RCar3, although that's irrelevant, the problem will happen on any arm or
arm64, and possibly any other system which needs cache management.
There was a recent change to nvme.c that fixed a cache issue on ARMv8
so I thought this might be platform related.
I used master, so unlikely.
The round down in this patch should be unnecessary.
Can you explain why ?
I just took a further look and most of the start address should be
cache line aligned (4KiB aligned) except the
nvme_read_completion_status().

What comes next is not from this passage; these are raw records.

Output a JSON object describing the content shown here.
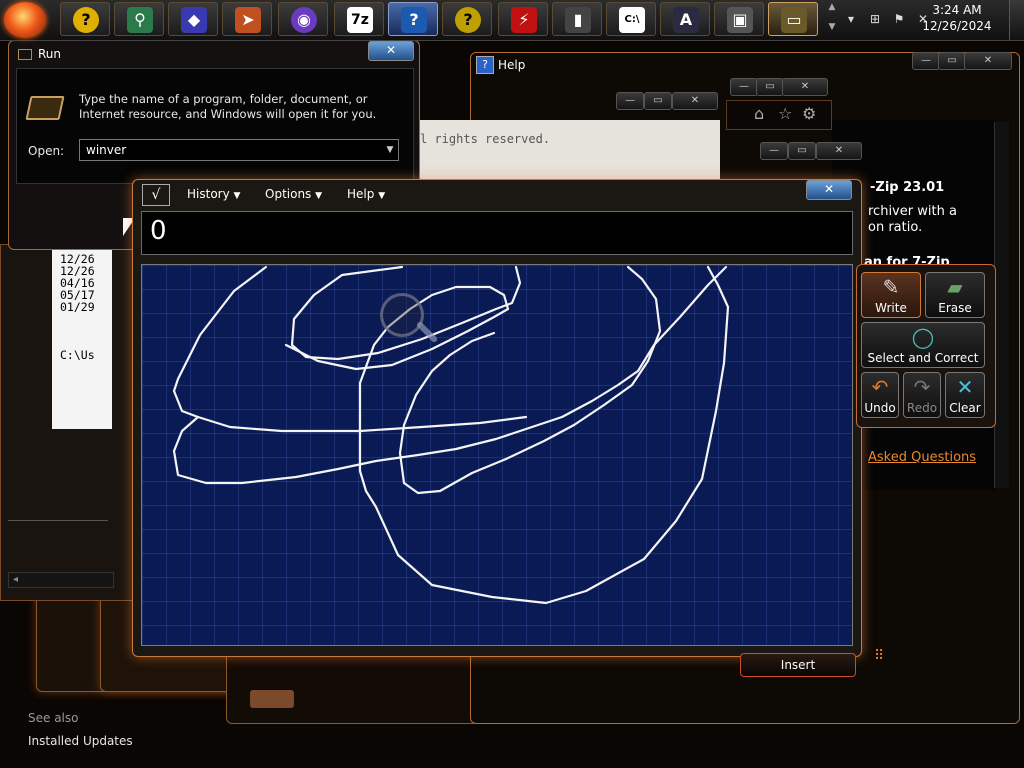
{
  "taskbar": {
    "apps": [
      {
        "icon": "help-icon",
        "glyph": "?",
        "color": "#e0b000"
      },
      {
        "icon": "magnifier-icon",
        "glyph": "⚲",
        "color": "#2a7a4a"
      },
      {
        "icon": "cube-icon",
        "glyph": "◆",
        "color": "#3a3ab0"
      },
      {
        "icon": "paper-plane-icon",
        "glyph": "➤",
        "color": "#c05020"
      },
      {
        "icon": "windows-media-icon",
        "glyph": "◉",
        "color": "#6a3ac0"
      },
      {
        "icon": "seven-zip-icon",
        "glyph": "7z",
        "color": "#222222"
      },
      {
        "icon": "help-support-icon",
        "glyph": "?",
        "color": "#1a5ab0"
      },
      {
        "icon": "narrator-icon",
        "glyph": "?",
        "color": "#c0a000"
      },
      {
        "icon": "flash-icon",
        "glyph": "⚡",
        "color": "#c01010"
      },
      {
        "icon": "mobile-icon",
        "glyph": "▮",
        "color": "#444444"
      },
      {
        "icon": "command-prompt-icon",
        "glyph": "C:\\",
        "color": "#000000"
      },
      {
        "icon": "math-input-icon",
        "glyph": "A",
        "color": "#2a2a40"
      },
      {
        "icon": "projector-icon",
        "glyph": "▣",
        "color": "#555555"
      },
      {
        "icon": "run-icon",
        "glyph": "▭",
        "color": "#6a5a2a"
      }
    ],
    "clock": {
      "time": "3:24 AM",
      "date": "12/26/2024"
    }
  },
  "run_dialog": {
    "title": "Run",
    "description": "Type the name of a program, folder, document, or Internet resource, and Windows will open it for you.",
    "open_label": "Open:",
    "input_value": "winver"
  },
  "help_window": {
    "title": "Help",
    "lines": [
      "-Zip 23.01",
      "rchiver with a",
      "on ratio.",
      "an for 7-Zip"
    ],
    "rights_text": "l rights reserved.",
    "faq_link": "Asked Questions"
  },
  "cmd_window": {
    "lines": [
      "12/26",
      "12/26",
      "04/16",
      "05/17",
      "01/29",
      "",
      "C:\\Us"
    ]
  },
  "control_panel": {
    "see_also": "See also",
    "installed_updates": "Installed Updates"
  },
  "math_input_panel": {
    "menus": [
      {
        "label": "History"
      },
      {
        "label": "Options"
      },
      {
        "label": "Help"
      }
    ],
    "preview": "0",
    "tools": [
      {
        "label": "Write",
        "state": "active",
        "icon": "pen-icon",
        "glyph": "✎"
      },
      {
        "label": "Erase",
        "state": "normal",
        "icon": "eraser-icon",
        "glyph": "▰"
      },
      {
        "label": "Select and Correct",
        "state": "normal",
        "icon": "lasso-icon",
        "glyph": "◯"
      },
      {
        "label": "Undo",
        "state": "normal",
        "icon": "undo-icon",
        "glyph": "↶"
      },
      {
        "label": "Redo",
        "state": "disabled",
        "icon": "redo-icon",
        "glyph": "↷"
      },
      {
        "label": "Clear",
        "state": "normal",
        "icon": "clear-icon",
        "glyph": "✕"
      }
    ],
    "insert_label": "Insert"
  },
  "colors": {
    "accent": "#c87a3a",
    "canvas": "#0a1a55",
    "link": "#e88a2a"
  }
}
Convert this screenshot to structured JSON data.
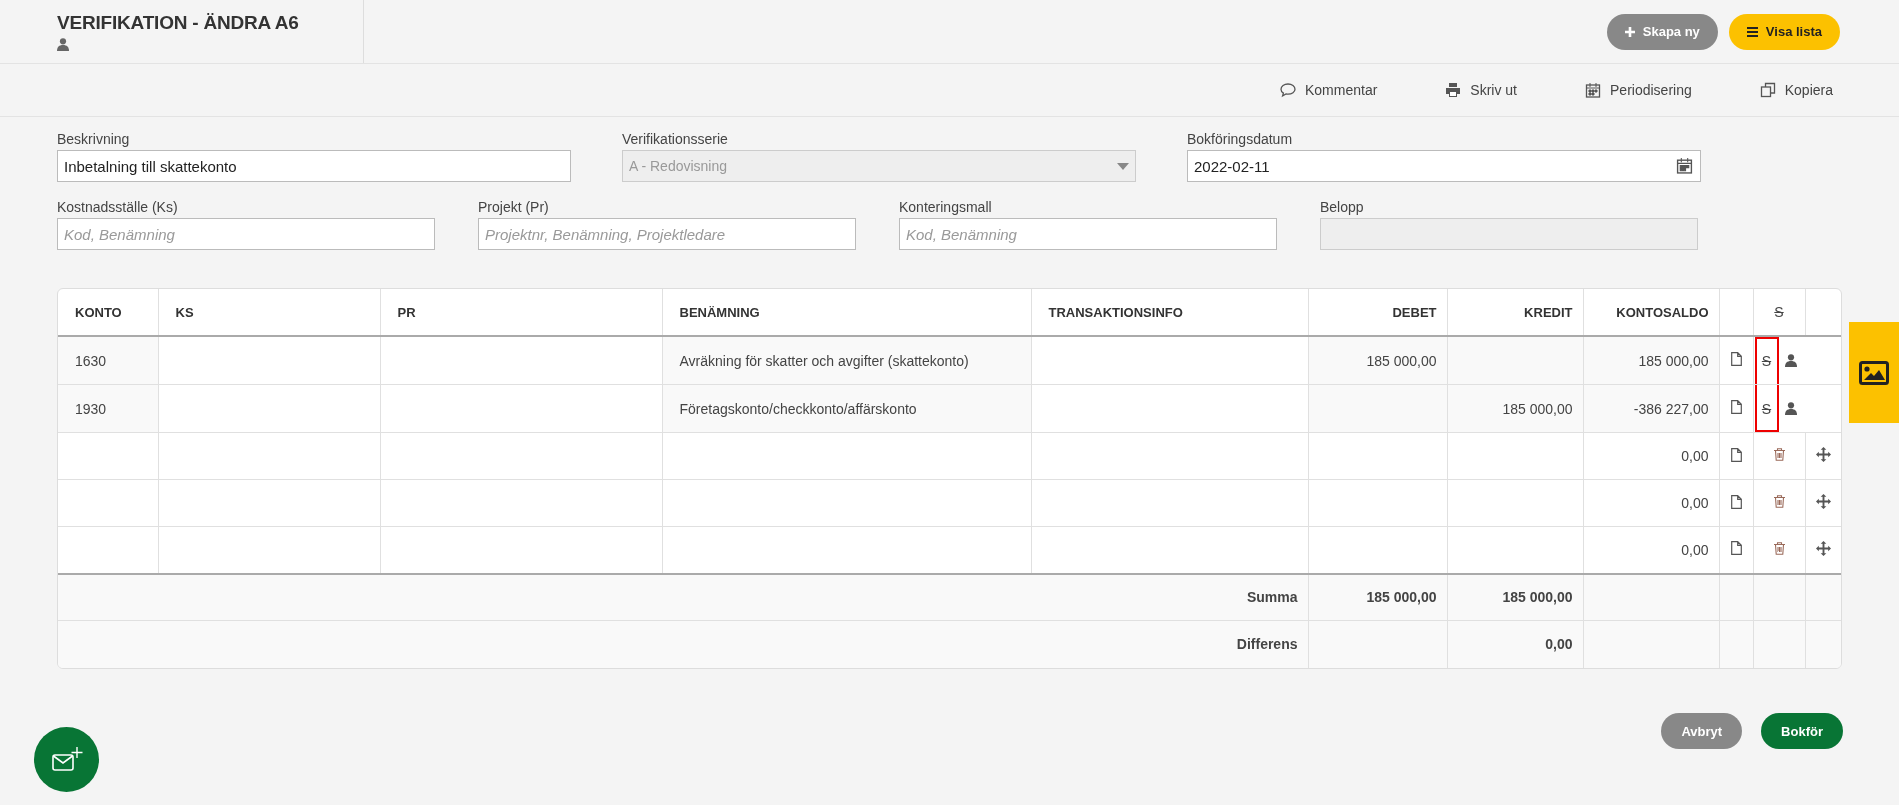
{
  "header": {
    "title": "VERIFIKATION - ÄNDRA A6",
    "buttons": [
      {
        "label": "Skapa ny",
        "kind": "secondary"
      },
      {
        "label": "Visa lista",
        "kind": "primary"
      }
    ]
  },
  "toolbar": [
    {
      "label": "Kommentar",
      "kind": "comment"
    },
    {
      "label": "Skriv ut",
      "kind": "print"
    },
    {
      "label": "Periodisering",
      "kind": "calendar"
    },
    {
      "label": "Kopiera",
      "kind": "copy"
    }
  ],
  "form": {
    "rows": [
      [
        {
          "label": "Beskrivning",
          "kind": "text",
          "value": "Inbetalning till skattekonto",
          "disabled": false
        },
        {
          "label": "Verifikationsserie",
          "kind": "select",
          "value": "A - Redovisning",
          "disabled": true
        },
        {
          "label": "Bokföringsdatum",
          "kind": "date",
          "value": "2022-02-11",
          "disabled": false
        }
      ],
      [
        {
          "label": "Kostnadsställe (Ks)",
          "kind": "text",
          "placeholder": "Kod, Benämning",
          "disabled": false
        },
        {
          "label": "Projekt (Pr)",
          "kind": "text",
          "placeholder": "Projektnr, Benämning, Projektledare",
          "disabled": false
        },
        {
          "label": "Konteringsmall",
          "kind": "text",
          "placeholder": "Kod, Benämning",
          "disabled": false
        },
        {
          "label": "Belopp",
          "kind": "text",
          "disabled": true
        }
      ]
    ]
  },
  "table": {
    "columns": [
      "KONTO",
      "KS",
      "PR",
      "BENÄMNING",
      "TRANSAKTIONSINFO",
      "DEBET",
      "KREDIT",
      "KONTOSALDO",
      "",
      "S",
      ""
    ],
    "rows": [
      {
        "kind": "booked",
        "highlighted": true,
        "strike_icon": "S",
        "konto": "1630",
        "benamning": "Avräkning för skatter och avgifter (skattekonto)",
        "debet": "185 000,00",
        "kontosaldo": "185 000,00"
      },
      {
        "kind": "booked",
        "highlighted": true,
        "strike_icon": "S",
        "konto": "1930",
        "benamning": "Företagskonto/checkkonto/affärskonto",
        "kredit": "185 000,00",
        "kontosaldo": "-386 227,00"
      },
      {
        "kind": "empty",
        "highlighted": false,
        "kontosaldo": "0,00"
      },
      {
        "kind": "empty",
        "highlighted": false,
        "kontosaldo": "0,00"
      },
      {
        "kind": "empty",
        "highlighted": false,
        "kontosaldo": "0,00"
      }
    ],
    "footer": [
      {
        "label": "Summa",
        "debet": "185 000,00",
        "kredit": "185 000,00"
      },
      {
        "label": "Differens",
        "kredit": "0,00"
      }
    ]
  },
  "actions": [
    {
      "label": "Avbryt",
      "kind": "secondary"
    },
    {
      "label": "Bokför",
      "kind": "primary"
    }
  ]
}
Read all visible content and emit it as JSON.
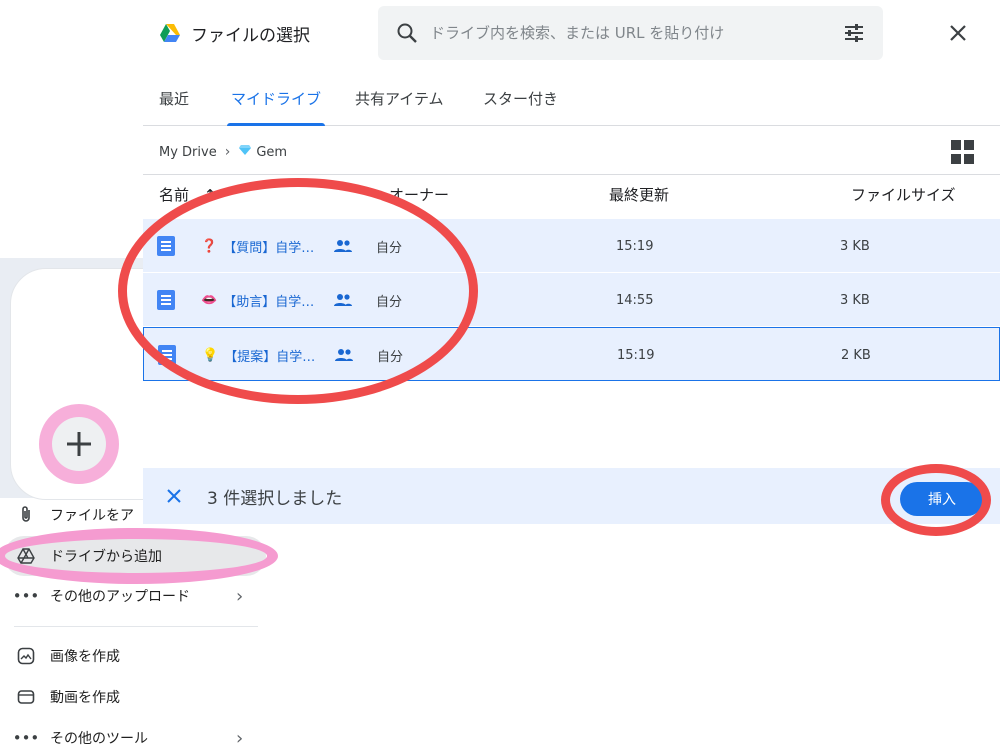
{
  "dialog": {
    "title": "ファイルの選択",
    "search_placeholder": "ドライブ内を検索、または URL を貼り付け",
    "tabs": [
      {
        "label": "最近",
        "active": false
      },
      {
        "label": "マイドライブ",
        "active": true
      },
      {
        "label": "共有アイテム",
        "active": false
      },
      {
        "label": "スター付き",
        "active": false
      }
    ],
    "breadcrumb": {
      "root": "My Drive",
      "folder": "Gem"
    },
    "columns": {
      "name": "名前",
      "sort_arrow": "↑",
      "owner": "オーナー",
      "modified": "最終更新",
      "size": "ファイルサイズ"
    },
    "files": [
      {
        "emoji": "❓",
        "name": "【質問】自学…",
        "owner": "自分",
        "modified": "15:19",
        "size": "3 KB"
      },
      {
        "emoji": "👄",
        "name": "【助言】自学…",
        "owner": "自分",
        "modified": "14:55",
        "size": "3 KB"
      },
      {
        "emoji": "💡",
        "name": "【提案】自学…",
        "owner": "自分",
        "modified": "15:19",
        "size": "2 KB"
      }
    ],
    "selection_text": "3 件選択しました",
    "insert_label": "挿入"
  },
  "menu": {
    "items": [
      {
        "label": "ファイルをア",
        "icon": "paperclip-icon"
      },
      {
        "label": "ドライブから追加",
        "icon": "drive-icon"
      },
      {
        "label": "その他のアップロード",
        "icon": "more-icon"
      },
      {
        "label": "画像を作成",
        "icon": "image-create-icon"
      },
      {
        "label": "動画を作成",
        "icon": "video-create-icon"
      },
      {
        "label": "その他のツール",
        "icon": "more-icon"
      }
    ]
  },
  "colors": {
    "accent": "#1a73e8",
    "selected_row": "#e8f0fe",
    "annotation_red": "#ef4b4b",
    "annotation_pink": "#f59bd0"
  }
}
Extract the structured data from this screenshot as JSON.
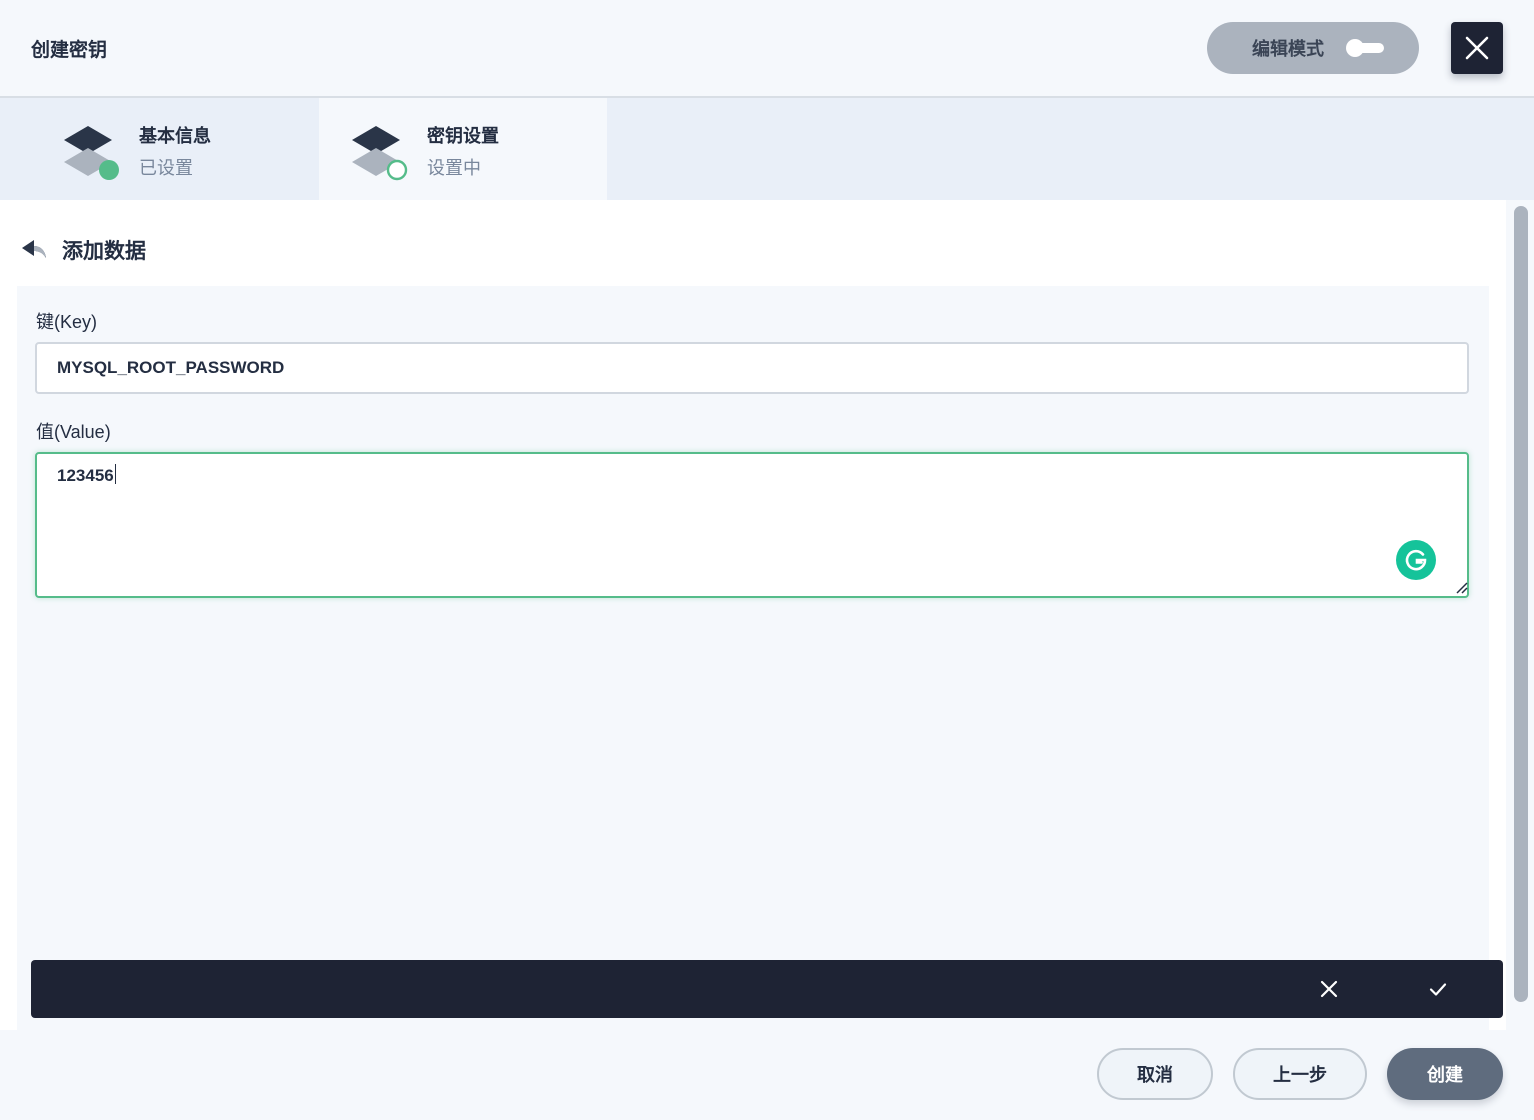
{
  "header": {
    "title": "创建密钥",
    "edit_mode_label": "编辑模式",
    "edit_mode_on": false
  },
  "steps": [
    {
      "name": "基本信息",
      "status": "已设置"
    },
    {
      "name": "密钥设置",
      "status": "设置中"
    }
  ],
  "content": {
    "title": "添加数据",
    "key_label": "键(Key)",
    "key_value": "MYSQL_ROOT_PASSWORD",
    "value_label": "值(Value)",
    "value_value": "123456"
  },
  "footer": {
    "cancel_label": "取消",
    "prev_label": "上一步",
    "create_label": "创建"
  },
  "colors": {
    "accent_green": "#55bc8a",
    "dark": "#1e2334",
    "grammarly": "#15c39a"
  }
}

It's only 16 bytes aligned which might
not be cache line aligned.
Right, there are various arm chips with 32B/64B alignment requirements.
But it's better to
figure out which call to dcache_xxx() with an unaligned end address.
If you look at the code, most of them can (and do) trigger this,
therefore they need such alignment, as explained in the commit message.
Now I wonder what's the correct implementation of the
invalidate_dcache_range() and flush_dcache_range() in U-Boot?
Shouldn't the round down/up happen in these APIs instead of doing such
in drivers?
Definitely not, because then the rounding might flush/invalidate cache
over areas where this could cause a problem (e.g. neighboring DMA
descriptors). The driver must do the cache management correctly.